Laws of Performant Software
Crista’s Five Laws of Performant Software
1. Programming Language « Programmer’s awareness of performance
The programming language doesn’t matter as much as the programmer’s awareness about the implementation of that language and its libraries.
For better or for worse, the high-level languages provide a large surface area of candy features and libraries that are really awesome to use… until you realize they require huge amounts of memory, or have a super-linear behavior with size of input. It is critical that people question “how does this magic actually work?,” go search for the answer, and figure out the est way of scaling things if the convenient candy is not as good as needed.
2. d(f^T(x), f^T(y)) > e^{ατ} d(x, y) or: small design details matter
Here, x and y denote two versions of the same code, and d(x, y) is the difference between them. f^T(x) and f^T(y) are the effects of running that code after a certain time, and d(f^T(x), f^T(y)) is the difference between them.
What this law says is that small code differences can have huge effect differences. Some may recognize this law from chaotic systems.
In high-level languages, unless your application design is seriously broken, you don’t need big code changes to make your program perform better; very small code changes can have huge consequences for performance.
3. corr(performance degradation, unbounded resource usage) > 0.9
The slope from writing small apps to writing robust programs that survive all sorts of abuse from uncontrolled input is very steep, and requires a mindset focused on operation rather than on function. When you don’t limit the use of resources, chances are they will be exhausted.

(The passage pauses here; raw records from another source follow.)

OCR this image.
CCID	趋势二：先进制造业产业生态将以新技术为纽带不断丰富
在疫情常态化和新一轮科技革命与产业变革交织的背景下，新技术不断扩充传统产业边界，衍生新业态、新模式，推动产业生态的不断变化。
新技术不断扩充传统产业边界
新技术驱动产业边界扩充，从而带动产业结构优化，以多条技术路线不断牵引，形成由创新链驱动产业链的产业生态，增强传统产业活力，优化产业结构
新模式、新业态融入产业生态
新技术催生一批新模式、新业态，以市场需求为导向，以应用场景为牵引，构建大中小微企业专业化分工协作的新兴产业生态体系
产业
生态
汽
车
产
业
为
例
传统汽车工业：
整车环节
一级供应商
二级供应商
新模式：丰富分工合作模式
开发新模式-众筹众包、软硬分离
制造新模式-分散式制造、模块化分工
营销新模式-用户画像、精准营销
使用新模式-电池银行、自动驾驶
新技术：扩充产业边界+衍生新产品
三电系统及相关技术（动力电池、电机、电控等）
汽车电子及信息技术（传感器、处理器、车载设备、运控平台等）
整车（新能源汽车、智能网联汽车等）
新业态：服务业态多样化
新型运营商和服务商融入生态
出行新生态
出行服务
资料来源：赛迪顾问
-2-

Don’t use resources in an unbound manner, or the operation of your program will degrade very quickly after a certain threshold.
4. Performance improvements = log(controlled experiments)
It seems pretty obvious, but it’s amazing how many times I’ve seen people not being able to answer simple questions about their programs such as “how long does this function actually take to run?” or “how much memory does this data structure entail?” Not knowing is not a problem; being oblivious of the need to find out is a big problem!
there’s a law of diminishing returns on these experiments: a few parts of the code are bottlenecks, and need to be tuned carefully; most parts don’t contribute much to performance, so there’s not much value in measuring those. A few, meaningfully placed performance measurements can get you 90% of the value of measuring things.
5. N*bad ≠ good
with sufficiently large data, no amount of nodes, cores, or memory will save you from code written with performance-related design flaws.
Code that doesn’t perform, or that crashes, in a single core with just a few G of RAM will be equally bad in more powerful hardware.